Il contadino 2.0: vanga e Facebook «Dobbiamo inventarci di tutto»

In società con un’altra persona, il 39enne gestisce un’impresa biologica: «Passo ore in una serra, non userò mai prodotti chimici»  

Anche il contadino deve sapere usare Facebook. «È la forma moderna del passaparola, ti fa conoscere a nuovi clienti con il vantaggio che non sei solo in balia di chi parla di te ma vengono diffusi dei messaggi che tu hai pensato». Christian Grassi ha 39 anni ed è un contadino che usa i social network. La pagina Fb dell’azienda agricola biologica Mater Naturae di Borgo Montone ha un migliaio di fan: «Bisogna inventarsi di tutto per stare sul mercato».

Grassi è in agricoltura da una ventina d’anni: «Mia nonna aveva la terra e mi ha trasmesso la passione, dopo il diploma in agraria ho fatto il libero professionista fino a quando nel 2008 mi sono messo in proprio con una socia». Ed è nata Mater Natura: all’inizio faceva tre prodotti e oggi sessanta. L’azienda va avanti con la forza lavoro di due persone e mezzo e Grassi la definisce un insieme di avanguardia e ritorno al passato: «Facciamo ricerca e sperimentazione sulle nostre spalle, facciamo marketing inventandoci tutto noi ma al tempo stesso adottiamo un metodo biologico molto spinto che richiede anche l’adozione di pratiche antiche come la cenere e la birra per difendersi dalle lumache». Una scelta spontanea per i due imprenditori: «Non potremmo pensare di usare prodotti chimici. Io per primo sto dentro una serra per ore al giorno e tiro su i miei due figli con i nostri prodotti». Molto tradizionale anche il modello di business: «Gli investimenti si fanno solo se ci sono soldi per coprire la spesa, non facciamo mutui o chiediamo contributi. È il nostro modo di concepire l’impresa». A monte di tutto c’è tanta fatica. Basta un calcolo: «Quanto costa un caffè? Un euro o poco più. Per pagarmi un caffè al bar io devo vendere 3-4 kg di pesche che arrivano solo se tre anni prima hai messo le piante e le hai curate…».

La giornata tipo di Grassi comincia sulle 7 con la raccolta dei prodotti di stagione arrivati a maturazione, poi alle 12 vengono confezionate le cassettine da consegnare a domicilio e parte il giro con il furgone, nel pomeriggio i lavori di campagna necessari alla produttività e poi alle 18 il secondo giro di consegne casa per casa. In totale circa duecento famiglie che ricevono una consegna a settimana. Cosa? Lo decide madre natura: «Raccogliamo quello che c’è di pronto e poi dividiamo per le famiglie del giorno.

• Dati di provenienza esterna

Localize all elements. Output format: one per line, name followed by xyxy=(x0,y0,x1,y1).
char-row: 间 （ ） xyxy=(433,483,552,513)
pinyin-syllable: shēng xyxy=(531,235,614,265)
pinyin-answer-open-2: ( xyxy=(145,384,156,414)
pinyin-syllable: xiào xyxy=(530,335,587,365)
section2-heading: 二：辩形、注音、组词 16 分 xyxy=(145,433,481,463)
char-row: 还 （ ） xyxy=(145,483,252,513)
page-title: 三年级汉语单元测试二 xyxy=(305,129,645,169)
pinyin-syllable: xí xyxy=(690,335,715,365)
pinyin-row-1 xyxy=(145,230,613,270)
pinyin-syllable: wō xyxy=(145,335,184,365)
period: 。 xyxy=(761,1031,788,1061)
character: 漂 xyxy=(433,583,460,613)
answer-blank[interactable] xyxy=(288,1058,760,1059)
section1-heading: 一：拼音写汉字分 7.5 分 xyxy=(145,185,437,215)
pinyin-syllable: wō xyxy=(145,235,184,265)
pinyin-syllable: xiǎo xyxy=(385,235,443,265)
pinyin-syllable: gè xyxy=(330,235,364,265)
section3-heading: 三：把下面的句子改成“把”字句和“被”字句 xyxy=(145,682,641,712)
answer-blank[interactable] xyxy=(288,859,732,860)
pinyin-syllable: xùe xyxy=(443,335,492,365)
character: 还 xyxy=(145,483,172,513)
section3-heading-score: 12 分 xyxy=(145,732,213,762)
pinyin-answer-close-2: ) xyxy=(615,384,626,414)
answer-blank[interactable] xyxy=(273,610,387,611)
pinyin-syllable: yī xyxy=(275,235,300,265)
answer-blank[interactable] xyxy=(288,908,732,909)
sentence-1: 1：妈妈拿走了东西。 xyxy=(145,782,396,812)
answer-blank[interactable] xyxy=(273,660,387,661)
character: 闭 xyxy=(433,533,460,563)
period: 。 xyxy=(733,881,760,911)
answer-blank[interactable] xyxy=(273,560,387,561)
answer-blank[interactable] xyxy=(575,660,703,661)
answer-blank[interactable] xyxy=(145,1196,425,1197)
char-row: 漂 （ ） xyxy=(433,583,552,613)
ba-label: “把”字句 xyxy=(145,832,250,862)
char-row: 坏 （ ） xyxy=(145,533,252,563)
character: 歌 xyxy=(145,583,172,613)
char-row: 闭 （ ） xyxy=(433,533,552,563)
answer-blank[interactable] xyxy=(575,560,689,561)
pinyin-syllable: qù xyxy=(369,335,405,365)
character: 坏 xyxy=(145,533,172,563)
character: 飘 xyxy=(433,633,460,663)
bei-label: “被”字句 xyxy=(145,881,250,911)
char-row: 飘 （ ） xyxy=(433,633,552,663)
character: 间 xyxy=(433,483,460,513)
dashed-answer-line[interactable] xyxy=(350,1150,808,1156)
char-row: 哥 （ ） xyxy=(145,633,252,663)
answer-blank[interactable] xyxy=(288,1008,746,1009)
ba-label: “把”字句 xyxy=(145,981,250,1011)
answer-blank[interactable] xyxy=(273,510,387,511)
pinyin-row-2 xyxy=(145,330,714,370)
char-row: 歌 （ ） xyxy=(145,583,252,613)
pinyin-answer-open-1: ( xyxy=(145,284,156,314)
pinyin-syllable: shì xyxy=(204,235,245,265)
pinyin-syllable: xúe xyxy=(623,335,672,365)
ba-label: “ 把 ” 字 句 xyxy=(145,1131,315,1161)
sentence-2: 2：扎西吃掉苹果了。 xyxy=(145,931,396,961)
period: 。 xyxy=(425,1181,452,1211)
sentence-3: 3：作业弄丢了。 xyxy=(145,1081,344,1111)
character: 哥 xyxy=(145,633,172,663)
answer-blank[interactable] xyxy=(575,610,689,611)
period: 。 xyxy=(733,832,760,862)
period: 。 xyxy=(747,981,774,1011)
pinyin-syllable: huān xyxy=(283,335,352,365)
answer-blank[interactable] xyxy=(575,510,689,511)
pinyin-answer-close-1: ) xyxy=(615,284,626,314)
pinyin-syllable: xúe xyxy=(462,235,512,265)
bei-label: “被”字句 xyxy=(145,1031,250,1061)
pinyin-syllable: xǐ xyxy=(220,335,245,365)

Io cerco di ruotare tenendo conto di eventuali intolleranze o di particolari esigenze se qualcuno ha una cena o la curiosità di riavere un certo prodotto». Perché anche qui sta il modo di concepire l’impresa agricola in chiave moderna: «La consegna a domicilio crea un rapporto umano, i clienti mi chiamano per un consiglio su come consumare un ortaggio o magari per avere una piantina di melone da mettere in giardino».

Insomma, il leti motiv è sempre e comunque inventarsi qualcosa di nuovo o diverso: «Non hai alternative. O sei un’azienda di grandi dimensioni e quindi accedi a contributi e puoi sfruttare economie di scala riuscendo a fare margine anche in crisi oppure sei un’azienda medio-piccola e per stare sul mercato oggi servono soluzioni alternative». Ecco perché la produzione punta anche su prodotti esclusivi: dalla patata magenta alla vecchia varietà di aglio più digeribile di quello classico. La parolina magica a cui si aggrapparsi è bio: «C’è una componente di moda ma una grossa fetta di chi lo approccia lo fa per una sensibilità, per una propria coscienza, per motivi ambientali o salutistici».

Anche il biologico però non se la passa troppo bene: «Oggi sta soffrendo di iper burocratizzazione e disincentiva le aziende piccole. Poi ci sono le pressioni di patologie e insetti di provenienza estera, prevalentemente orientale». Che possono far saltare tutto. Gli esempi non mancano: «Combatto da un mese contro la Suzuki, una larva di una mosca cinese: non c’è alcuna difesa. Stessa cosa con una cimice orientale di cui pare abbiamo catturato un esemplare a Lugo. Le teorie del bio prevedono di non eliminare una malattia ma conviverci ma puoi farlo solo se hai un ambiente che può produrre antagonisti, altrimenti non ci sono riequilibri. Oggi il problema è la frequenza con cui arrivano le incursioni di nuovi nemici. In passato capitava ogni due-tre anni, oggi capita anche più volte all’anno».